C’est exactement ce que l’on essaie de faire au Quai du Bas à Bienne, évoqué plus haut. La végétalisation des façades doit s’étendre sur plusieurs maisons, les sols sont désimperméabilisés et recouverts de gravier. Il est prévu de laisser pousser des buissons et des arbustes entre les arbres le long des chemins naturels. Nous avons présenté le projet correspondant, qui a gagné un concours, dans notre laboratoire urbain BFH à Bienne et en avons discuté avec la population. Le point de départ s’annonce prometteur: le développement du projet, au cours duquel les habitant-e-s ou les propriétaires de magasins font part de leurs besoins, se poursuit jusqu’en 2023. Mais il y a de bonnes chances pour que ce soit un projet d’adaptation global amené à être réalisé d’ici 2028 après une votation.

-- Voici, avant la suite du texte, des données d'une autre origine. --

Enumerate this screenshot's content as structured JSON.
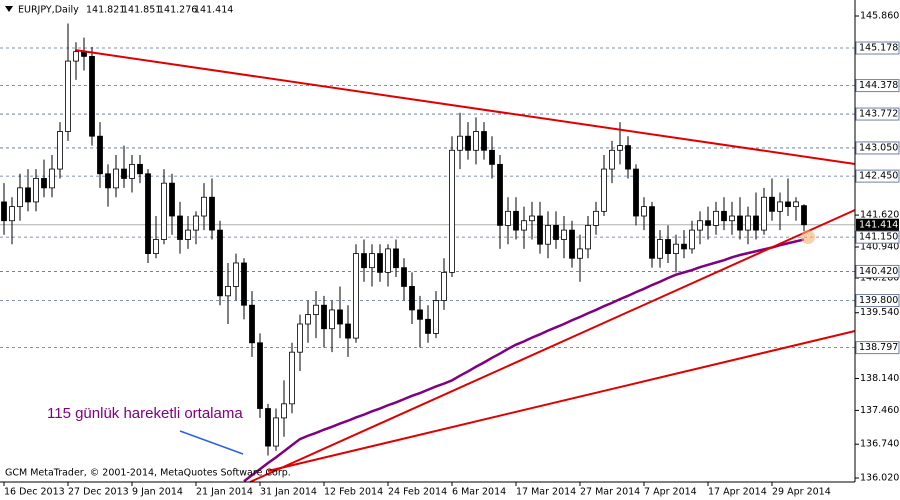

En tant que développeur de l’urbanisation, que pouvez-vous faire pour lutter contre les causes du changement climatique?
Dans le cadre de l’aménagement du territoire à l’échelle nationale, nous appliquons depuis toujours en Suisse le concept de concentration décentralisée. En clair: notre pays compte de nombreuses communes et agglomérations réparties sur tout le territoire dans lesquelles les gens vivent et dorment mais ne travaillent pas ou ne font pas leurs courses. Un développement urbain qui s’attaque aux causes du changement climatique devrait veiller à rendre autonomes ces nombreux centres – que les gens aient donc la possibilité d’y vivre, d’y travailler, d’y aller à l’école et d’y faire leurs courses. Cela permettrait de minimiser considérablement le trafic de personnes et de marchandises.
Est-ce réaliste?
Difficile à dire. Cela impliquerait par exemple de convaincre un grand distributeur d’ouvrir une filiale dans un endroit de ce type, ce qu’il ne fera peut-être pas si cela n’est pas rentable pour lui. Pour inciter de tels changements fondamentaux, nous devons surmonter de nombreux intérêts particuliers. Mais on peut aussi envisager d’autres approches concluantes en matière de développement urbain.
Par exemple?
L’urban mining («mine urbaine»), c’est-à-dire l’utilisation des ressources existantes pour densifier le développement d’une ville. Avant de construire une nouvelle maison, il faut se demander si on ne peut pas améliorer l’ancienne. Si l’on construit un nouveau bâtiment, on devrait réutiliser les matériaux et les éléments de construction disponibles dans la ville. Le Bächliweg à Berne en est un bon exemple. Des bâtiments industriels existants y ont été transformés en logements, bien que les plans ne s’y prêtent pas du tout. On n’a donc pas créé des appartements classiques de 3,5, 4,5 ou 5,5 pièces, mais un immense immeuble de colocation avec des cuisines communes et un self-service intégré. Cela favorise également le développement parallèle de nouvelles formes de vie.
Un tel projet peut-il faire école?
Oui. Plus les exemples de ce type se multiplient, plus ils sont imités. Et la plupart d’entre nous sommes conscient-e-s que nous devons faire quelque chose. Ce n’est pas en plantant des arbres que nous jugulerons le changement climatique. Sans parler du fait que les conditions politiques générales en Suisse sont bonnes: le pays encourage la rénovation des bâtiments et la mobilité durable. Ce qu’il faudrait, c’est envisager un certain assouplissement du développement urbain. Le laps de temps entre la planification d’un projet et sa réalisation est trop long. Les processus correspondants devraient être abrégés.